The bacon bandwagon shows little sign of slowing. Witness the return of the Bacon Takedown Series, sponsored by Hormel Black Label bacon, back in Minneapolis for the first time since 2010. Amateur and professional chefs each will show what they’ve created with 15 pounds of bacon. (The last time the contest was here, there was bacon cheesecake and bacon vodka.) The event is from 2 to 4 p.m. May 11 at the Fine Line Music Cafe where, for $15, the public can sample all the dishes they can stomach.

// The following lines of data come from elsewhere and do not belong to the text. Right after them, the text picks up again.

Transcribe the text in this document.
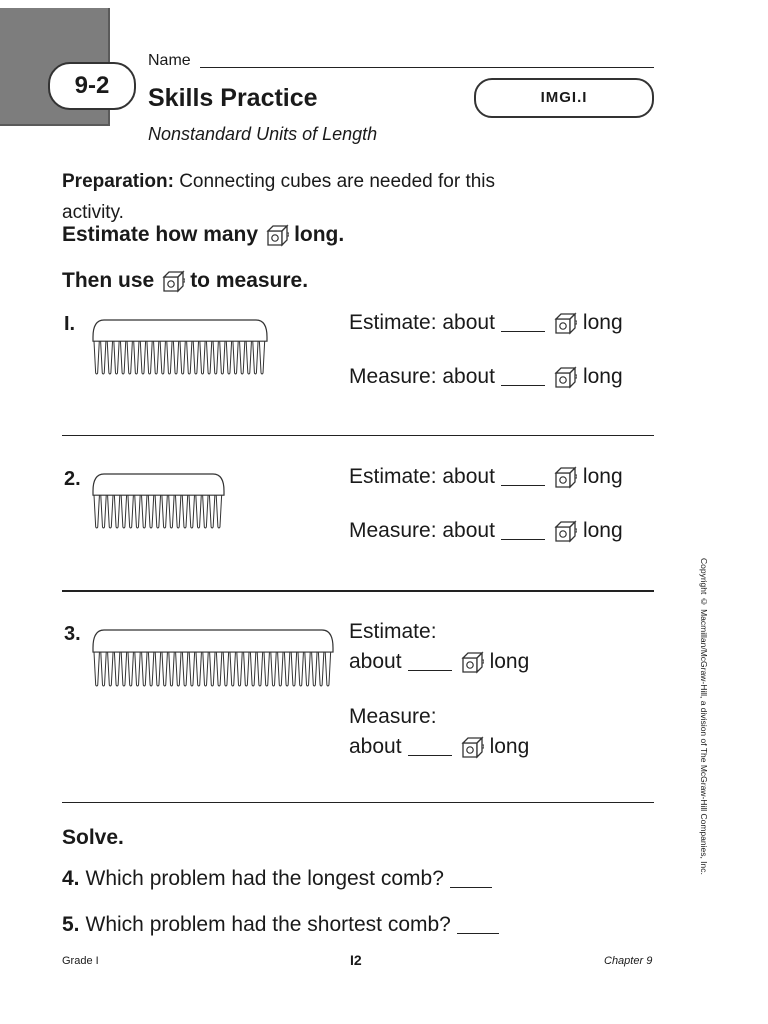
9-2
Name
Skills Practice
Nonstandard Units of Length
IMGI.I
Preparation: Connecting cubes are needed for this activity.
Estimate how many long.
Then use to measure.
I.	Estimate: about	long
Measure: about	long
2.	Estimate: about	long
Measure: about	long
3.	Estimate:
about	long
Measure:
about	long
Solve.
4. Which problem had the longest comb?
5. Which problem had the shortest comb?
Grade I	I2	Chapter 9
Copyright © Macmillan/McGraw-Hill, a division of The McGraw-Hill Companies, Inc.
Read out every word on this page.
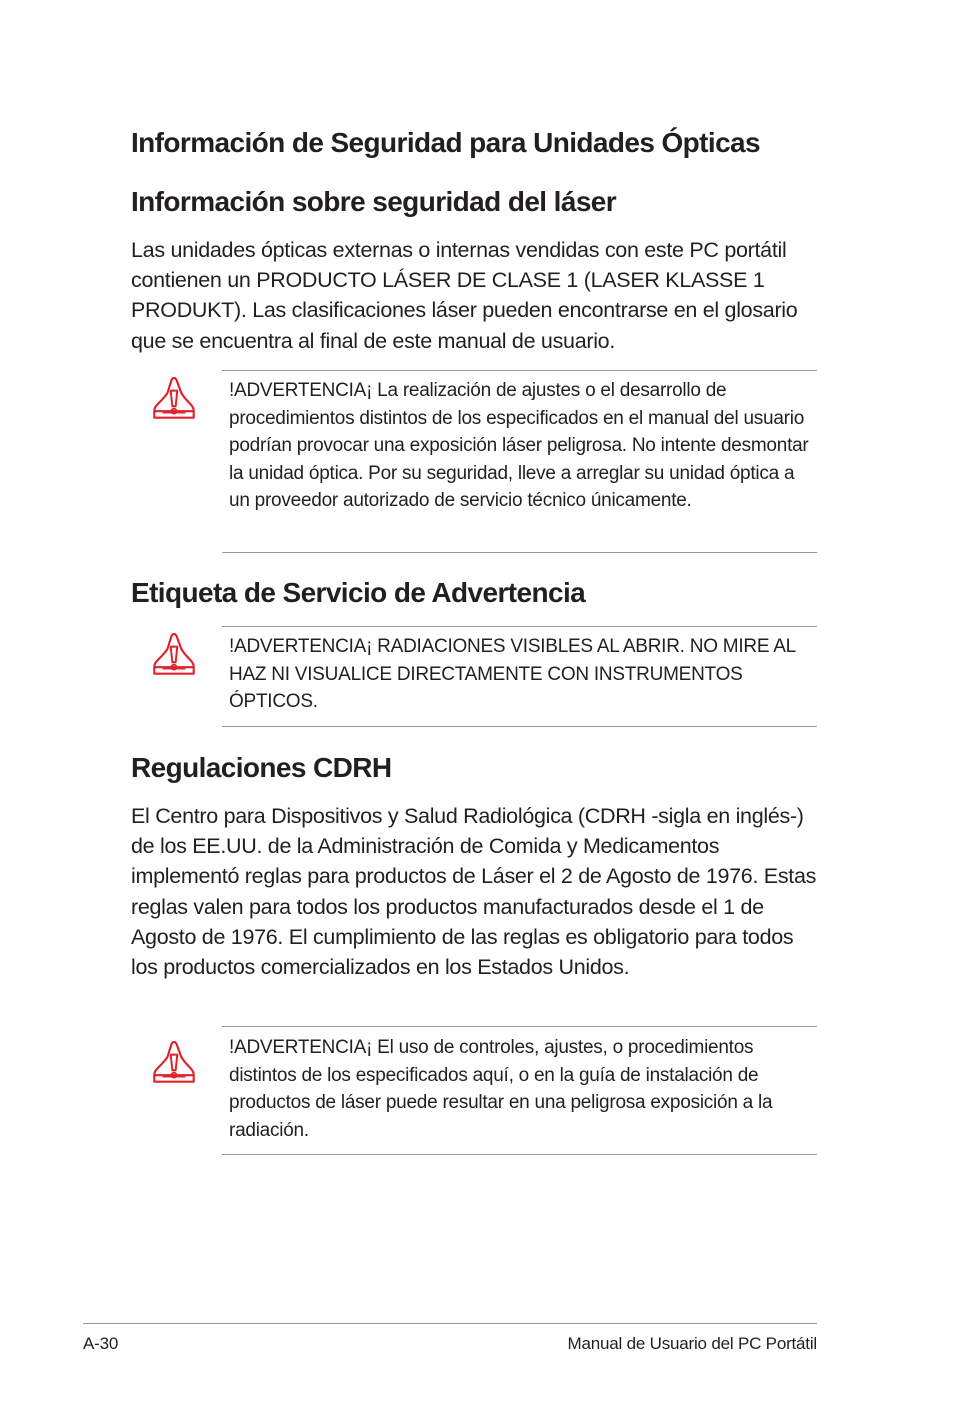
Información de Seguridad para Unidades Ópticas
Información sobre seguridad del láser

Las unidades ópticas externas o internas vendidas con este PC portátil contienen un PRODUCTO LÁSER DE CLASE 1 (LASER KLASSE 1 PRODUKT). Las clasificaciones láser pueden encontrarse en el glosario que se encuentra al final de este manual de usuario.

!ADVERTENCIA¡ La realización de ajustes o el desarrollo de procedimientos distintos de los especificados en el manual del usuario podrían provocar una exposición láser peligrosa. No intente desmontar la unidad óptica. Por su seguridad, lleve a arreglar su unidad óptica a un proveedor autorizado de servicio técnico únicamente.

Etiqueta de Servicio de Advertencia

!ADVERTENCIA¡ RADIACIONES VISIBLES AL ABRIR. NO MIRE AL HAZ NI VISUALICE DIRECTAMENTE CON INSTRUMENTOS ÓPTICOS.

Regulaciones CDRH

El Centro para Dispositivos y Salud Radiológica (CDRH -sigla en inglés-) de los EE.UU. de la Administración de Comida y Medicamentos implementó reglas para productos de Láser el 2 de Agosto de 1976. Estas reglas valen para todos los productos manufacturados desde el 1 de Agosto de 1976. El cumplimiento de las reglas es obligatorio para todos los productos comercializados en los Estados Unidos.

!ADVERTENCIA¡ El uso de controles, ajustes, o procedimientos distintos de los especificados aquí, o en la guía de instalación de productos de láser puede resultar en una peligrosa exposición a la radiación.

A-30	Manual de Usuario del PC Portátil
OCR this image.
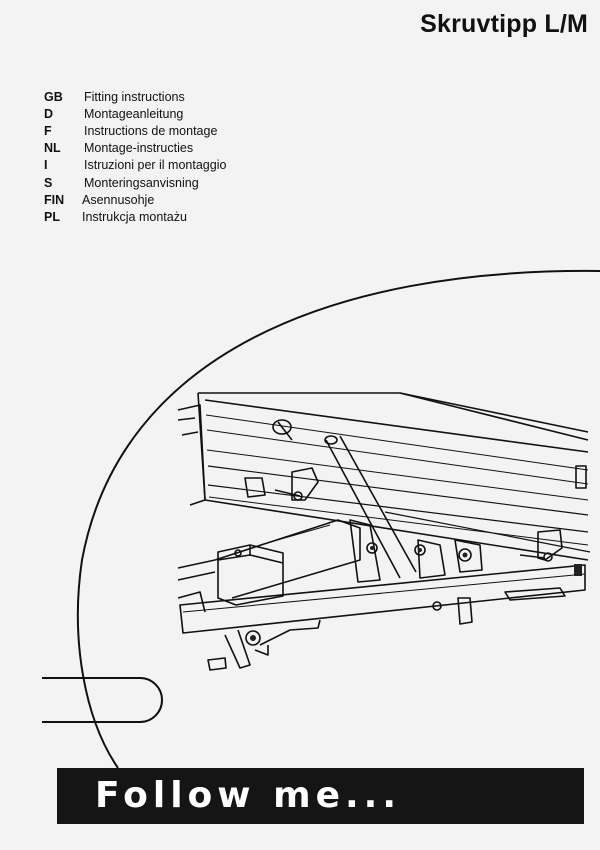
Skruvtipp L/M
GB	Fitting instructions
D	Montageanleitung
F	Instructions de montage
NL	Montage-instructies
I	Istruzioni per il montaggio
S	Monteringsanvisning
FIN	Asennusohje
PL	Instrukcja montażu
Follow me...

For tickets, visit www.kitchit.com/local_events/Takedown/.

Farmers markets

Season opener: The Minneapolis Farmers Market on the Nicollet Mall begins its Thursday sales this week. And its Lyndale Av. market opens Saturday at 6 a.m. and will continue to 1 p.m. daily throughout the summer. The St. Paul Farmers Market opens the following week. See next week’s Taste section for listings of other openings.

You’ve got mail!

As college acceptance letters come in, it’s time to start thinking of ways to ship goodies. But how to keep your oatmeal-raisin cookies from arriving like oatmeal? “The Flying Brownie” by Shirley Fan (Harvard Common, $17.95) is devoted to this question. Fan, who helped launch Food Network Magazine, has researched the finer point of shipping companies, food safety, cushioning materials and more, whether you’re preparing a package for Ames or Afghanistan. Lots of recipes for brownies and bars, but also ideas such as a s’mores kit or seasoned pretzels.